As virtual college classes become more and more common and students prepare for an entirely new kind of study experience, it’s important to be positioned for success. Today’s college students are burdened with managing multiple courses, organizing homework, and worrying whether their barking dog is causing a raucous while on a Zoom meeting. Here’s how you can set up a home study space that promotes strong academic habits.
If you are moving back home due to your college going remote, it’s important to have a mover you can trust on your side that also offers storage.
First step is to start getting rid of things you don’t need. If you will be setting up a study space in a common area of the house, select a space that has few distractions. Get rid of the TV, video game console and any junk or clutter that may be causing distractions within that space. Remember: out of sight, out of mind! Set up your study space well away from messy snacks, piles of unimportant papers, and “to-do” lists that have nothing to do with school. Designate a place away from your computer to plug in your phone and leave them while you study. Being tempted by a phone within arm’s reach is a major distraction you just don’t need.
Create a Routine
When you create one dedicated study space and return to it again and again, it will be much easier to get into the studying mindset. The human brain is a great adapter! Determine which space will become the study nook for your upcoming semester and get to know it as such. Get rid of anything that’s not study-related, such as magazines, pet toys, unrelated books and other distractions.
Prepare Essential Study Items
Come up with a comfortable study space at home, but make sure it’s not too comfortable. There should be a sturdy desk and chair, as well as adequate lighting. You will also want to stock up on:
- Notebooks and binders
- Index cards
- Writing utensils such as pens and pencils
- An external mouse if you have a laptop, rather than using the trackpad. Mice are more ergonomically-friendly.
- Calculator and other course-specific tools
- Noise-cancelling headphones
- Textbooks or a tablet loaded with books and articles for your classes
- Planner or calendar for visually mapping out due dates and timelines
- Decorations that delight or inspire but that don’t distract. Think: low-maintenance plants, inspiring quotes or calming nature scenes.
- Water and healthy, low-fat and non-sugary snacks to keep your energy levels up
Correct Lighting and Temperature
It’s best to work next to a window to get the most natural light and airflow. If this isn’t possible, arrange your desk lamps so the space is properly illuminated. Studies reveal that “cool light” (bluer hue) is better for focusing, while “warm light” (orange or reddish hue) is better for being creative. Make sure your entire study area can be utilized even for late-night study sessions, and that at least one of your lamps has been set up for conference calls or online classes to fully illuminate your face.
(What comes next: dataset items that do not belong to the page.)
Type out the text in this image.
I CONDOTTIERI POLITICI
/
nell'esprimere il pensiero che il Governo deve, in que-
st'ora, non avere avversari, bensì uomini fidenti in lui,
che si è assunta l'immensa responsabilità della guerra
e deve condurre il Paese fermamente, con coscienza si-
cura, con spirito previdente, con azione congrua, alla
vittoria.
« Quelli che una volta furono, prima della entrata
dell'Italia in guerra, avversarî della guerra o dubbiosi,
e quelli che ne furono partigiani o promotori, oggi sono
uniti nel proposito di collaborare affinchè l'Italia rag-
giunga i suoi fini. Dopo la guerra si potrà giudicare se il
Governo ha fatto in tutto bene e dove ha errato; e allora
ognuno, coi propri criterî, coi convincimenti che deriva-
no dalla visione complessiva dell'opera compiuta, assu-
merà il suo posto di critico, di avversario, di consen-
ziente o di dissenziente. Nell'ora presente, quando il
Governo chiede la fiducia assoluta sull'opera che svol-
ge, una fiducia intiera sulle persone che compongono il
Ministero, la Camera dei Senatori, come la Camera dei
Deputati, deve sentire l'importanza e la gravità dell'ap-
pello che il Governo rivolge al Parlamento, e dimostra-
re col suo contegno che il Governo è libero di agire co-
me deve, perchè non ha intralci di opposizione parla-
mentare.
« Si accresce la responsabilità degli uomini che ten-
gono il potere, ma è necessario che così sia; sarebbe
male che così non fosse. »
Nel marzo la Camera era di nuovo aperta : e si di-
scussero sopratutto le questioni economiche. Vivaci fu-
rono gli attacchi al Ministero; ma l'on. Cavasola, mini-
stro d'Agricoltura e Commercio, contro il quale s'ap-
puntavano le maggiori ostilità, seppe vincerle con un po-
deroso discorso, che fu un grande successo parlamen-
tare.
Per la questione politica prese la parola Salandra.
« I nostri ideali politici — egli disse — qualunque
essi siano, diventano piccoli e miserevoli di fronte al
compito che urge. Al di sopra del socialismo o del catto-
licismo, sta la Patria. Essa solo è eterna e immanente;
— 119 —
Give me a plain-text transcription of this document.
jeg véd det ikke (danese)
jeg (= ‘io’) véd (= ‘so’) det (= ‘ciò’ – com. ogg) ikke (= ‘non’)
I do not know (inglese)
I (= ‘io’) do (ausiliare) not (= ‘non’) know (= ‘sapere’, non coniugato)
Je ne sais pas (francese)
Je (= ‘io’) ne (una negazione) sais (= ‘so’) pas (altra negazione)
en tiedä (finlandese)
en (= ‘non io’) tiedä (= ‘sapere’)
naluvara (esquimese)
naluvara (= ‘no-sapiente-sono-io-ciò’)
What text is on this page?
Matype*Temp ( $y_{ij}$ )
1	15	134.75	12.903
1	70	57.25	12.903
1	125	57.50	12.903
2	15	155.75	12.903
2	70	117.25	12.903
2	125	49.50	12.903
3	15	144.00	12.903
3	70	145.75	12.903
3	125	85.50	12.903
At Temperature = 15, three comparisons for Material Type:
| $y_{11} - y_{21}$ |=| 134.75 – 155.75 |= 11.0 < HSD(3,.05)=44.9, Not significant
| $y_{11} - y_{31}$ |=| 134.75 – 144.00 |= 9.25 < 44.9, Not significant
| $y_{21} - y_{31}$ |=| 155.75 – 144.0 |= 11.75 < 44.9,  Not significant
If you can control the temperature in the room, go for the middle ground: not too cold, not too hot. This will depend on personal preference, but just remember a heatwave or an extremely cold room can dull your ability to focus on tasks. If you can’t fully control the temperature in the room overall, consider using a space heater or a fan.
Keep Productivity in Mind
Studying at home brings endless possible distractions, unlike studying in a library on campus. At home, you’re constantly bombarded with distractions, such as fixing up a snack in the kitchen, throwing in a load of laundry, call a friend, going for a jog, etc. This is why you should set up time frames that are supportive of studying. Pinpoint the times of day where you feel the most focused and productive, then craft a reasonable schedule. Make sure you schedule plenty of stretch breaks. Research shows that the ideal work rhythm is 52 minutes of work time followed by 17-minute breaks, says Inc.com.
Make the Best of What You Have
Creating a home study space isn’t always simple if you are plagued with space limitations. But get creative and embrace what you have. It can be a continual work in progress; it doesn’t have to be complete the first day. Make adjustments in your schedule, furniture, and supplies as needed, so you can keep up with coursework.